According to the gemara we see that the expression ki im has another sense in Scripture, as illustrated by the Sages in the verse dealing with Jacob’s change of name.  Ki im is taken to mean:  not only (Jacob), but also (Israel), where the new name is the principal one.[7]

So the main question to ask regarding this prophecy is how Zechariah intended the phrase to be read:  according to the first sense or the second?  Does the spirit of the Lord rule out human power and might, or is the spirit of the Lord the principal component, while power and might are still significant although secondary to spirit?

The answer to this question actually had a decisive impact on the history of the Jewish people and how we understand it.  Is the course of history determined solely by the spiritual-miraculous-divine, with no place for human involvement, or is there a combination of forces, human and divine, underlying historical developments?  Until the concluding words of the haftarah, “it shall be greeted with shouts of ‘Beautiful!
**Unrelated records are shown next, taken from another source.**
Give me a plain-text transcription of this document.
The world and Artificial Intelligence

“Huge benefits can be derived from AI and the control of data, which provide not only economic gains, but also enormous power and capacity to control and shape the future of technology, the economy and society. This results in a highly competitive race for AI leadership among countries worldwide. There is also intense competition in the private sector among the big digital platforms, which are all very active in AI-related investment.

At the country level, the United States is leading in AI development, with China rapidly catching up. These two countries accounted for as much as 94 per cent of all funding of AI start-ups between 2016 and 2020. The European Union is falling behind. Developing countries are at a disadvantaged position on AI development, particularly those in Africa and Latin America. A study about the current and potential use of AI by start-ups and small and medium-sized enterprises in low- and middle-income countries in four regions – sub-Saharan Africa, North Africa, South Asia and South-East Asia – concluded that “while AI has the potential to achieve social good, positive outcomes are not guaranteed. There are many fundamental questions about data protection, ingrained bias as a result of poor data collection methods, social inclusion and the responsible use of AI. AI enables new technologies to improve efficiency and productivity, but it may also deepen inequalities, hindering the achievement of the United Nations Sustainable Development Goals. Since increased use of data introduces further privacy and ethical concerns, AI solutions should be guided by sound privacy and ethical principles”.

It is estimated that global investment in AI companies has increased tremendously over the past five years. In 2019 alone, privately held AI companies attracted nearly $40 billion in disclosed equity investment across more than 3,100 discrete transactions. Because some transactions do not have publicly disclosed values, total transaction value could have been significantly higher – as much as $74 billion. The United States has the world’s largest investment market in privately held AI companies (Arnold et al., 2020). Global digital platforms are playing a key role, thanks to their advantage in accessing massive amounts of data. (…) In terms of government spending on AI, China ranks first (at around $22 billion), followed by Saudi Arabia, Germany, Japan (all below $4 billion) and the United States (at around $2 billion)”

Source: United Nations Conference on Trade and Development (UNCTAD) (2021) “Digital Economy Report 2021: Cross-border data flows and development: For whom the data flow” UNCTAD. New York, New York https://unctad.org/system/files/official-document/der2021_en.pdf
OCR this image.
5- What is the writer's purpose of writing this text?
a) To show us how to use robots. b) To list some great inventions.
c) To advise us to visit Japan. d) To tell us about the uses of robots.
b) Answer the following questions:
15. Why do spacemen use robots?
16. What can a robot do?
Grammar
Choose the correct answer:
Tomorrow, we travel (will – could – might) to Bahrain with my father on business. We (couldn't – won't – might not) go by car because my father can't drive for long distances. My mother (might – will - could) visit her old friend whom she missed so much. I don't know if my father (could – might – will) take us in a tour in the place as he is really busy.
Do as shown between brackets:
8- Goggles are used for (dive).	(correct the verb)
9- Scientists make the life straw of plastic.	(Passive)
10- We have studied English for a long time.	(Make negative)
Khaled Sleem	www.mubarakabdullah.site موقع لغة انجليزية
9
Beautiful!’” (Zech. 4:7), no clear argument can be made for either one of the possible interpretations.

But, according to verses 8-9, “And the word of the Lord came to me:  ‘Zerubbabel’s hands have founded this House and Zerubbabel’s hands shall complete it.  Then you shall know that it was the Lord of Hosts who sent me to you,’” Zechariah resolves the question.  His reading of ki im is a joint endeavor by Zerubbabel, whose hands carry out the word, and the spirit of the Lord, providing the energy behind the entire process.  The emphasis, however, is on the spirit of the Lord, and the leadership must deeply understand this point.  The result of this understanding will be that even the “great mountain” will become “level ground,” meaning that even great difficulties and complications will quickly be set straight.[8]

With this understanding we can find a deep connection between the haftarahand the actions of the Maccabees in their revolt against the Greeks.  To illustrate this, we quote from the First Book of Maccabees (3:13-23):

When Seron, who commanded the army in Syria, heard….Seron was reinforced by a strong contingent of renegade Jews, who marched up to help him take vengeance on Israel.  When he reached the pass of Beth-horon, Judas advanced to meet him with a handful of men.  When his followers saw the host coming against them, they said to Judas, “How can so few of us fight against so many?  Besides, we have had nothing to eat all day, and we are exhausted.”

Judas replied:  “Many can easily be overpowered by a few; it makes no difference to Heaven to save by many or by few.  Victory does not depend on numbers; strength comes from Heaven alone.  Our enemies come filled with insolence and lawlessness to plunder and to kill us and our wives and children.  But we are fighting for our lives and our religion.  Heaven will crush them before our eyes.  You need not be afraid of them.”

When he had finished speaking, he launched a sudden attack, and Seron and his army broke before him.[9]

Judah and his brothers believed that the spirit of the Lord was leading them, but they actually went out to battle and fought the Greeks.  Through this combination of forces, drawing on the prophecy of Zechariah, we achieved miraculous victory over the Greeks.